We at CF like to have a well diversified portfolio to limit our risks, but still generate a decent return on investment. We are generally risk averse and therefore do our research before investing in any asset. However, having learned to look at the longer term, we have incorporated some higher risk/reward assets to our portfolio over the last year.
Our current portfolio consists of the following assets:
- Real estate (we own and operate a real estate firm, which owns several properties);
- ETF’s (we have recently started to invest in Meesman “index funds”, and still have several ETF’s in another investment account);
- Stocks (we prefer dividend stocks, but will occasionally buy stocks purely for their growth potential and not their dividend); and,
- Crowd Funding loans (we have done several investments via Geldvoorelkaar, a Dutch crowd funding platform).
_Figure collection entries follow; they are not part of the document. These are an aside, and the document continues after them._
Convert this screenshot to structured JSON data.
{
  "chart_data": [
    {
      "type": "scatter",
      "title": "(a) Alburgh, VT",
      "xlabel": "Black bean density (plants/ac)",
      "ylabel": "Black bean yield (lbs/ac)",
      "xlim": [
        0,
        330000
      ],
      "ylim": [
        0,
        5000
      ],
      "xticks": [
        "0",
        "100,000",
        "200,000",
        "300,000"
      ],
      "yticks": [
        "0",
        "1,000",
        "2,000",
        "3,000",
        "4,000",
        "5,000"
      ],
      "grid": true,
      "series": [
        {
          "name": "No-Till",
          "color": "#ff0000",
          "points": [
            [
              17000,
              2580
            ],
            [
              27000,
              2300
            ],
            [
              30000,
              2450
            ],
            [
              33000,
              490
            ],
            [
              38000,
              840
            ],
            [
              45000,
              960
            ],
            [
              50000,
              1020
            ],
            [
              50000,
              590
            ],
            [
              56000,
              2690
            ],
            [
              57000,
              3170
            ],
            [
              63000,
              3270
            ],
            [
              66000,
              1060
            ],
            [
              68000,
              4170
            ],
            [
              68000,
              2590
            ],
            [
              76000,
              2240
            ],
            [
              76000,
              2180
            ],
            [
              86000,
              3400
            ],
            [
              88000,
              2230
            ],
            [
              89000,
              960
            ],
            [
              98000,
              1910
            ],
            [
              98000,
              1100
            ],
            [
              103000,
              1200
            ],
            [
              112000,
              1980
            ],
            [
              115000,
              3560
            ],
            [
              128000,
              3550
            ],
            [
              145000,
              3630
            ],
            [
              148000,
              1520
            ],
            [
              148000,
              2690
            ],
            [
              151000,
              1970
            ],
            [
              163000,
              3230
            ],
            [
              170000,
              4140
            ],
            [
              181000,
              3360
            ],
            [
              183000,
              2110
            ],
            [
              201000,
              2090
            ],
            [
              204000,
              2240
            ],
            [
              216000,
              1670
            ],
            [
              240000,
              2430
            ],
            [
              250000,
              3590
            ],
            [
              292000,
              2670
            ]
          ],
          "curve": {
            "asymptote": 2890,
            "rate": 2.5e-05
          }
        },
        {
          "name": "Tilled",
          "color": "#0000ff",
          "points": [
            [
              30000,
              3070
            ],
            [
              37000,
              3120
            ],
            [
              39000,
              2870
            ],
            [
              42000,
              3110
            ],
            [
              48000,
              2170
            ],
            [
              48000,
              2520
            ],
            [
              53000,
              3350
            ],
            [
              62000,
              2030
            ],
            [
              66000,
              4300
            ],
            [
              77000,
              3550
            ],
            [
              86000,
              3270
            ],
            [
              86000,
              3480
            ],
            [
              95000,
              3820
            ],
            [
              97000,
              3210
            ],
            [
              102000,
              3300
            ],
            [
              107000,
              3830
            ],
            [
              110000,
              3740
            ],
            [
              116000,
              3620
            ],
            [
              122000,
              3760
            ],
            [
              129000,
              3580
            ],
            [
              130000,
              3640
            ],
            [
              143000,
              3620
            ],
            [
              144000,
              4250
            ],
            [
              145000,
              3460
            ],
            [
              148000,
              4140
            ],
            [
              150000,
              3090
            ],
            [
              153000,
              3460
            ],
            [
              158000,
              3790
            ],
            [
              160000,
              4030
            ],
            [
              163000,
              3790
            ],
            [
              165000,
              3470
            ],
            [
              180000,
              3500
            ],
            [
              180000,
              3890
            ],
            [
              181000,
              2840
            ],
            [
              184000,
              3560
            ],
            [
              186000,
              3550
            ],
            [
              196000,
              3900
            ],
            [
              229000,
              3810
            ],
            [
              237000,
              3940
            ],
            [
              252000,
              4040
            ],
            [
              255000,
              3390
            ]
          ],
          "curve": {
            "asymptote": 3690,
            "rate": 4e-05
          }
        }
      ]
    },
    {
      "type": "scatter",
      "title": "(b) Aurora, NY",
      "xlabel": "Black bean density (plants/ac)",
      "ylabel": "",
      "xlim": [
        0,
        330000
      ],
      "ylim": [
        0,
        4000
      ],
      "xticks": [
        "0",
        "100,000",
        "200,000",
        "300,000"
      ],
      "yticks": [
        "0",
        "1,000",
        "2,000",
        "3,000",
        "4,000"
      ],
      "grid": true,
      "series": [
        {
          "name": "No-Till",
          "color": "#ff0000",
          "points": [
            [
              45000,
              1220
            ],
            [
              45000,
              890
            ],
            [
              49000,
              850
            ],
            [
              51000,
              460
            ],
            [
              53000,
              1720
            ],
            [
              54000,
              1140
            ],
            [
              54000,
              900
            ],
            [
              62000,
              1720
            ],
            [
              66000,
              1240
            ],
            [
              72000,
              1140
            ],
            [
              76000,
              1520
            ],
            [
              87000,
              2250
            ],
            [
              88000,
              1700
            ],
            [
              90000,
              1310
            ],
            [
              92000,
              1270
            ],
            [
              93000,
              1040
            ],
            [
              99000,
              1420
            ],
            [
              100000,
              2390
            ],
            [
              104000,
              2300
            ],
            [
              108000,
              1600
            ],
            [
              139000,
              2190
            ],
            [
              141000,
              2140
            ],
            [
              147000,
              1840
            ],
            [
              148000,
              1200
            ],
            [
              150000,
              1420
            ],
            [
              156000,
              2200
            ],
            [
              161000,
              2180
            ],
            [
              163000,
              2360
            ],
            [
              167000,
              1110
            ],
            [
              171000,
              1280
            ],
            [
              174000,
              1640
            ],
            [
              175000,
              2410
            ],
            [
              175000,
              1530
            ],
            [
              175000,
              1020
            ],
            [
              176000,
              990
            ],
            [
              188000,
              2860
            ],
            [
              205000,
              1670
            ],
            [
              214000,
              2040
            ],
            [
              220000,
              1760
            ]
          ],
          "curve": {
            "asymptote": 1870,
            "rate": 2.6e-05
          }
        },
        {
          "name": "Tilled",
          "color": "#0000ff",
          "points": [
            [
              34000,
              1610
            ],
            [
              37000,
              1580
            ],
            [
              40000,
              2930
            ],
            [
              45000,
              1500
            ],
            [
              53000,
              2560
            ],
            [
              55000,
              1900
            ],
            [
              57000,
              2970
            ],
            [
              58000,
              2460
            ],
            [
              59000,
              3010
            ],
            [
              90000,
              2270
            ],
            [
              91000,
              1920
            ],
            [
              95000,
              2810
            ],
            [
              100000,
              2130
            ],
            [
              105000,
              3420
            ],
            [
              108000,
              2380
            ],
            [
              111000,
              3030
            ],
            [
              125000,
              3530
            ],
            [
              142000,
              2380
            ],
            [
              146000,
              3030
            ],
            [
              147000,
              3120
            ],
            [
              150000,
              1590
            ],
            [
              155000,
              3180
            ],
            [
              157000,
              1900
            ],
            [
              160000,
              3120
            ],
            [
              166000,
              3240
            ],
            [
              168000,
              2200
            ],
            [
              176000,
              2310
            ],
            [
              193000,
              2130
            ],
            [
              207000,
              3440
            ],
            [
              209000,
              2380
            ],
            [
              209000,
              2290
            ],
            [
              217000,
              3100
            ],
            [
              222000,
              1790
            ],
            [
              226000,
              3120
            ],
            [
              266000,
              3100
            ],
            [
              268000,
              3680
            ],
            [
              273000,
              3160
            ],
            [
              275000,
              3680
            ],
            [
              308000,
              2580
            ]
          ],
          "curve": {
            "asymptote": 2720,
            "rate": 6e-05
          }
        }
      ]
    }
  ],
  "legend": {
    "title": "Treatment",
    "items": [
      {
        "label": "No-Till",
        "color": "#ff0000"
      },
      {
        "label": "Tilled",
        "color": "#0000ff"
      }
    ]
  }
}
Due to various reasons our portfolio currently has a high percentage of cash and is not well balanced. As we stand today (Sep. 2015) we have approximately the following split:
- Real estate (50%);
- ETF’s (5%);
- Stocks (15%);
- Crowd funding (1.5%); and,
- Cash (28.5%).
The Investment Portfolio Goal
The large cash reserve will be brought back to around 1-2% within the coming months and used to increase both ETF and Stock portfolios (yes, we are very much enjoying the market correction at the moment).
Our portfolio goal, after re-balancing in the coming year(s), is anticipated as follows (+/- 5% on the main three asset classes):
- Real estate (35%);
- ETF’s (30%);
- Stocks (30%);
- Crowd funding (4%); and,
- Cash (1%).
The focus of our portfolio is to provide a relatively stable cash flow (from rental income and dividend) while also making capital gains to sustain our expenses during financial independence. It’s not perfect but we feel comfortable with this arrangement.